Case Summary: Raponi v Olympia Trust Company

  • October 05, 2022
  • Tyler O’Henly

The Facts

Raponi v. Olympia Trust Company, 2022 ONSC 4481, was a decision on a certification motion brought in the wake of the Fortress Developments (“Fortress”) scandal. Fortress was a developer that financed its projects through syndicated mortgages that were largely funded by small private lenders. Among other false representations, Fortress assured investors that its development projects were “fully secured” and a “qualified investment” as defined under the Income Tax Act (the “ITA”), and could therefore be invested in through a registered savings account. Some 13,000 lenders invested in syndicated mortgages in reliance on these representations. Once they did so, their money was placed with the trustee and administrator, Olympia Trust Company (“Olympia”), who forwarded payments to Fortress. Many of the projects financed by Fortress syndicated mortgages eventually failed, and it was revealed after the fact that the mortgages were neither “fully secured” nor “qualified investments”.

The representative plaintiff alleged that, as trustee, Olympia owed a duty to ensure the syndicated mortgages were compliant with the ITA throughout the term of the mortgages. The source of these duties and obligations, the plaintiff contended, was a regulation under the ITA that required a trustee to “exercise the care, diligence and skill of a reasonably prudent person to minimize the possibility that a trust governed by the registered plan holds a non-qualified investment.” On behalf of lenders who invested in Fortress syndicated mortgages through registered savings accounts, the plaintiff sued Olympia for breach of fiduciary duty, breach of trust, breach of contract, and negligence.

The Decision

Justice Perell for the Ontario Superior Court of Justice declined to certify the action on the basis that no cause of action was sufficiently pleaded.

In addressing the plaintiff’s claims of breach of fiduciary duty and trust, Justice Perell found the causes of action were largely predicated on a false premise that “fiduciary and trust duties are immutable and cannot be restricted or nullified.” He further highlighted three doctrinal mistakes made by the plaintiff when designing the claim:

  1. He conflated breach of fiduciary duty with breach of a trustee’s duty of care;
  2. He reasoned backwards to conclude that whenever there is a trust or fiduciary relationship and harm is suffered, there is a breach of trust or of fiduciary duty; and
  3. He conflated powers with duties.

Justice Perell instead consulted the case law and made three key conclusions:

  1. A fiduciary’s duties are malleable and are established on a case-by-case basis;
  2. Only breaches that amount to “a betrayal of that trust component of the relationship” between the fiduciary and beneficiary amount to a breach of trust or fiduciary duty; and
  3. Citing a fiduciary relationship to establish liability for any harm suffered by the beneficiary would be “reading equity backwards.”

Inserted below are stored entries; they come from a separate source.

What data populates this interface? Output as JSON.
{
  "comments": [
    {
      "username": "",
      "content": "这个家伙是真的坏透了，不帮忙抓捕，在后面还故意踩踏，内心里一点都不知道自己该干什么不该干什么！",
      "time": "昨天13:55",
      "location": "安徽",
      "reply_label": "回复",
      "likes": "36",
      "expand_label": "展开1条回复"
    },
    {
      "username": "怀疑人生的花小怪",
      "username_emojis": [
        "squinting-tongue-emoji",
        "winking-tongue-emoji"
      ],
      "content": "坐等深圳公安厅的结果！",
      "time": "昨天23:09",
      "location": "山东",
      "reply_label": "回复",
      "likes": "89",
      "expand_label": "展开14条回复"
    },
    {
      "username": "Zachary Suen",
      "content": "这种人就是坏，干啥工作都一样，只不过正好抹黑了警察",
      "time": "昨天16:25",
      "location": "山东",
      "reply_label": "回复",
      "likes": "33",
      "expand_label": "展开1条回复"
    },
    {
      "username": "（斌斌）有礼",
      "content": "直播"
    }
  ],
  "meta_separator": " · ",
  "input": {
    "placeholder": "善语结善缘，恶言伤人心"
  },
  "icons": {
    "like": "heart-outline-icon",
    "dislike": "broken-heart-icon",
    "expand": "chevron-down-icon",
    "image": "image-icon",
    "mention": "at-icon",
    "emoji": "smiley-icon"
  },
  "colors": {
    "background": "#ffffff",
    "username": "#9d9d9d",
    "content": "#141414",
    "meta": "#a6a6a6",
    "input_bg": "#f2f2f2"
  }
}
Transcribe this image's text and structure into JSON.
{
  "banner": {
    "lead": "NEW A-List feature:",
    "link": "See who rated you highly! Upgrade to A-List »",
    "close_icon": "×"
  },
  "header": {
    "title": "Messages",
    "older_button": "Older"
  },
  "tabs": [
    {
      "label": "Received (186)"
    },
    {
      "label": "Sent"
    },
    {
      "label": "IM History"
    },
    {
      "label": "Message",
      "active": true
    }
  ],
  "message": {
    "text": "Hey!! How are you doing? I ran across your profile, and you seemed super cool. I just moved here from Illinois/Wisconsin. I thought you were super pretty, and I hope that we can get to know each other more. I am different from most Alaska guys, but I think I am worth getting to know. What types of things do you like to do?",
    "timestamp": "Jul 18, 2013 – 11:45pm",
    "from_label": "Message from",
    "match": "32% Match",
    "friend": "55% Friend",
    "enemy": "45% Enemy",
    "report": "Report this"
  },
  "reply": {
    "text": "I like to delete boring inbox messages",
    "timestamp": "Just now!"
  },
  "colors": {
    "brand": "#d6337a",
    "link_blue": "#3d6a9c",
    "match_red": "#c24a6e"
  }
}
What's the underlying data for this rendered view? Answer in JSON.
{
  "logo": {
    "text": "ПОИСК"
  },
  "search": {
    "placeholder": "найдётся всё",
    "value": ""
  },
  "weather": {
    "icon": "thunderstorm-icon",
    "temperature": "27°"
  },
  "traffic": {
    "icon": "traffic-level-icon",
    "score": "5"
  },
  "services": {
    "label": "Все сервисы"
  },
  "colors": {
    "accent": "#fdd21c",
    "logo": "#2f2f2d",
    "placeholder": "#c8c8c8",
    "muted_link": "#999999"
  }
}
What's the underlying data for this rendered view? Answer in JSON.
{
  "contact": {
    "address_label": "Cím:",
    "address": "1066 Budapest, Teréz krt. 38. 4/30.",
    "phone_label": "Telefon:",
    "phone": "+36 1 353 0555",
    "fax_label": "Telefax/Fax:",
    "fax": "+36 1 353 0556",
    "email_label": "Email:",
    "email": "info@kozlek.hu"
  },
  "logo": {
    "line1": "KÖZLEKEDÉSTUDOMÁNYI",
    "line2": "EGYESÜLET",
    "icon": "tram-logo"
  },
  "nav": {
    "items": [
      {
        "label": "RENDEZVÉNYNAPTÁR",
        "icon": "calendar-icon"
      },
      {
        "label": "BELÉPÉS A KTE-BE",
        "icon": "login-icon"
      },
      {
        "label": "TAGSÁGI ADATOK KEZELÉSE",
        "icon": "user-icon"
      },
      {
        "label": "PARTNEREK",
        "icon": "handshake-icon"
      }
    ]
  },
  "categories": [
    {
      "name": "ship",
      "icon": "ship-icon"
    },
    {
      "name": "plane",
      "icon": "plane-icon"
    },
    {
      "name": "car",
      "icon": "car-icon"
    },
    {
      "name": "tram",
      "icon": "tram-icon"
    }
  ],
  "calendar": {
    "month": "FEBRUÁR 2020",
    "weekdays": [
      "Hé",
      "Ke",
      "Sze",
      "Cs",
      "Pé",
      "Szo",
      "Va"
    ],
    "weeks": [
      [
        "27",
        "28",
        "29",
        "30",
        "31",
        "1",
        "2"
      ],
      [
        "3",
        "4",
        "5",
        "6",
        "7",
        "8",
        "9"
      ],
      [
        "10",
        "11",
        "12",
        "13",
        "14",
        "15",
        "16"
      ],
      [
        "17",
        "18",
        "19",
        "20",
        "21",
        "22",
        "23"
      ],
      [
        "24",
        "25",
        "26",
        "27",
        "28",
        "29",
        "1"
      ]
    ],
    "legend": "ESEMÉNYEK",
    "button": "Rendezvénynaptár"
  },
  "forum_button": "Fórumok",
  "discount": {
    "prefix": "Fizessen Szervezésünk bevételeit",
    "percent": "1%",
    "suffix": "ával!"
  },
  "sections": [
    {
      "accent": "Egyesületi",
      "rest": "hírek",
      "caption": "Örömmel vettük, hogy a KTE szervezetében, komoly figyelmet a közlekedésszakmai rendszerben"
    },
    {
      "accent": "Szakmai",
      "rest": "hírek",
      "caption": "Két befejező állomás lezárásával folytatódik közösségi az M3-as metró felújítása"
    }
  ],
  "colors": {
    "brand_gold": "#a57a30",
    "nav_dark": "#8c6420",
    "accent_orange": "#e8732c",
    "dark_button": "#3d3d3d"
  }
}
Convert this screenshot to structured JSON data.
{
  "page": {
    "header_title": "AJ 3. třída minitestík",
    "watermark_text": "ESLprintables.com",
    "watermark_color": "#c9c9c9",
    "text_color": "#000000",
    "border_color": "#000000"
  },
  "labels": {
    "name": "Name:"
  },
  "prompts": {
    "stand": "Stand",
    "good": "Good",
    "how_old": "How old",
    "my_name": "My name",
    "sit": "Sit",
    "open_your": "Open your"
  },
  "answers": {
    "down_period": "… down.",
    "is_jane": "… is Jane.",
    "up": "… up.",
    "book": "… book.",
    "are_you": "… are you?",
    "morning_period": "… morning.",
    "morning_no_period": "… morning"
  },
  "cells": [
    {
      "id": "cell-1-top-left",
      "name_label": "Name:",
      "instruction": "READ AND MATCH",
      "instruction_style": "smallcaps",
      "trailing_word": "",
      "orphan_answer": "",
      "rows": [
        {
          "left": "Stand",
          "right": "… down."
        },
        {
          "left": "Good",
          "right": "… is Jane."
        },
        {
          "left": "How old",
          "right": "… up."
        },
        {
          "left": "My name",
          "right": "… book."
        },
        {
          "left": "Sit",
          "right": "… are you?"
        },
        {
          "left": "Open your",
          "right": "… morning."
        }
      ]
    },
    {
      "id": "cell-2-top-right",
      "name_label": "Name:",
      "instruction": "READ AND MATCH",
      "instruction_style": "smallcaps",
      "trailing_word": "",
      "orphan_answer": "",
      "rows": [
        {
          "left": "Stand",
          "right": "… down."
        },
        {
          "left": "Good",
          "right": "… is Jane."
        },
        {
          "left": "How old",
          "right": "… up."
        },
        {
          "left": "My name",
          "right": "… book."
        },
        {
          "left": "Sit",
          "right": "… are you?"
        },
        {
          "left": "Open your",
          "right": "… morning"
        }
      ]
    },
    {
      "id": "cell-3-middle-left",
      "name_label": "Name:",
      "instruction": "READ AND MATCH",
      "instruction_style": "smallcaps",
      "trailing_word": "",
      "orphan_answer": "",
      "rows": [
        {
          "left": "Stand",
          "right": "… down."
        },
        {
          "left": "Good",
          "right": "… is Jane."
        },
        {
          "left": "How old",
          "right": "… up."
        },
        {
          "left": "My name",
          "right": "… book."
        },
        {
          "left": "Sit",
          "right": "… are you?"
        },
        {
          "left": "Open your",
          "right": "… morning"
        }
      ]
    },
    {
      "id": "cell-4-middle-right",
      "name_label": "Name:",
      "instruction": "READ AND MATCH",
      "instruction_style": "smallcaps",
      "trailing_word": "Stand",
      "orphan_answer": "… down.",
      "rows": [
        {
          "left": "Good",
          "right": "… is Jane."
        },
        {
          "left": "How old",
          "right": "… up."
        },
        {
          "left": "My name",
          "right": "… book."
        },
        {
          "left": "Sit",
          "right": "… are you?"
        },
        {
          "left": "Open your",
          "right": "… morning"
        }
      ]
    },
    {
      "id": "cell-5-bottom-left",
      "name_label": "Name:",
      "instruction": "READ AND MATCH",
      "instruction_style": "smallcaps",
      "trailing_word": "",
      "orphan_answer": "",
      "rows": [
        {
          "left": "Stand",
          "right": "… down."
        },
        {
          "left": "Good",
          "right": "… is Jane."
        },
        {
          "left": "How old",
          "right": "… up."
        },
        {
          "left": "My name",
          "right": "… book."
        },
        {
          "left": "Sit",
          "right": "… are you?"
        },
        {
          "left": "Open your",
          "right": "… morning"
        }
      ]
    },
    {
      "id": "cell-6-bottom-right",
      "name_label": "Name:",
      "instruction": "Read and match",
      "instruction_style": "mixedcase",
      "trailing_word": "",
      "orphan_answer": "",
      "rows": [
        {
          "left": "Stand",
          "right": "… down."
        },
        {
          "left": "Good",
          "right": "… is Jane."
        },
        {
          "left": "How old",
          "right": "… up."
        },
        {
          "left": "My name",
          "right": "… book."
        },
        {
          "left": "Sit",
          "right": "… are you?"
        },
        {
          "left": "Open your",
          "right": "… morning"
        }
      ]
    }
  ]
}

Justice Perell then reviewed the relationship at hand and found that Olympia’s duties under the agreements executed between it and the lenders “expressly disavowed responsibilities to Lenders to confirm the tax status of their investments” and “do not extrapolate to require extensive gatekeeping responsibilities.” The ITA, a taxation statute, does not regulate consumer protection or financial products and should not have been read to supersede the relationship established by contract in this instance. Olympia indeed had power under the agreements to refuse an advance of funds to a development if it felt the syndicated mortgage was not a qualified investment, but this permissive authority under their agreements with lenders did not equate to a duty, fiduciary or otherwise.

The plaintiff failed “to distinguish quality of trust and fiduciary duties from contractual and tortious duties.” Olympia was permitted to restrict its “gatekeeper” duties to the class with respect to confirming the ITA status of the syndicated mortgages. Therefore, a claim against it for damages resulting from the ITA was plainly and obviously doomed to fail.


Raponi provides helpful guidance for plaintiffs who wish to sue a party for breach of fiduciary duty and trust. Plaintiffs should not simply assume an express or implied fiduciary relationship between parties creates “blanket liability” for a trustee or fiduciary. They must instead assess trust and fiduciary relationships on a case-by-case basis to determine whether a fiduciary relationship indeed exists, its parameters, and whether the fiduciary’s breach of its duty to the beneficiaries led to the harm alleged.